Peki, nasıl bağımsız olunur?
Bayrak, vatan, dil, millet yetmez mi?
Yeter, bunlarla bağımsız olunur; ama tam bağımsız olmak için bunlar da yetmez.
Yani!
Eskiden yarı sömürge diye bir kavram vardı; küreselleşmeyle birlikte yarı bağımlı kavramını türettiler.

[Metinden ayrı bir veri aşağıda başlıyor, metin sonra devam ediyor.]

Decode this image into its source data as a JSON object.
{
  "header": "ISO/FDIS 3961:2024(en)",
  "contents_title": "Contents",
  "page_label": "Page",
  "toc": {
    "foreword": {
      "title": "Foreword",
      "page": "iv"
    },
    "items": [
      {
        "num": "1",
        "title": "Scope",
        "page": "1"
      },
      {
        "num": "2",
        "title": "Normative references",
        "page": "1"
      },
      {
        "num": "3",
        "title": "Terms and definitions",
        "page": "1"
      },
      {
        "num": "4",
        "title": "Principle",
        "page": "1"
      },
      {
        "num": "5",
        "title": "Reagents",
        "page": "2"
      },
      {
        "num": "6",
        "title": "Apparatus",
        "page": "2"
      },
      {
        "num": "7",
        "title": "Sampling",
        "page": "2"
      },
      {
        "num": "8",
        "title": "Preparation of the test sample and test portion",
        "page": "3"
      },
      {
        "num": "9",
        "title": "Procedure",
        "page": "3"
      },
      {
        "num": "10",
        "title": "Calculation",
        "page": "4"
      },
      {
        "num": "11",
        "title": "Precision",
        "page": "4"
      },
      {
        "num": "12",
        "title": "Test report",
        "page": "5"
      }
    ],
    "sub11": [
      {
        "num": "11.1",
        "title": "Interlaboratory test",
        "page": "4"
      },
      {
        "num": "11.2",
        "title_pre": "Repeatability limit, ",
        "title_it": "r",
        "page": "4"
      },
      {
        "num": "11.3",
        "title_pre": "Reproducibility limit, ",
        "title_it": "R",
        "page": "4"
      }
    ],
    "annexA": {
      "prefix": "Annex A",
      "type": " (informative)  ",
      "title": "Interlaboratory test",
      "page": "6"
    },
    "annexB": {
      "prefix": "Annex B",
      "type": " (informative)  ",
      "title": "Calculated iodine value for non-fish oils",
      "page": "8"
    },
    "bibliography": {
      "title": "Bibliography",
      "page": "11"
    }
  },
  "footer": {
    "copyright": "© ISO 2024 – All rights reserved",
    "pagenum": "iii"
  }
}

Daha az incitici oluyormuş!
Bu tür ülkelerin de bayrağı, dili, toprağı vardı ama kendi gelecekleriyle ilgili kararları kendileri veremiyorlardı.
“Ya istiklal ya ölüm” diye yola çıkıp vatanı kurtaran, cumhuriyetin insan malzemesini yetiştirmek için on yılda mucizeler yaratan Mustafa Kemal, bize bütün dünyanın saygı duyduğu tam bağımsız bir ülke bıraktı.
İşte onun için o bizim Atatürk’ümüz…
İşte onun için biz onu ve devrimini size yedirmeyiz…
İşte onun için yaşasın tam bağımsız demokratik Türkiye diyoruz…
İşte onun için yaşasın 23 Nisan;
Yaşasın ulusal egemenliği şiar edinen çocukların bayram diyoruz…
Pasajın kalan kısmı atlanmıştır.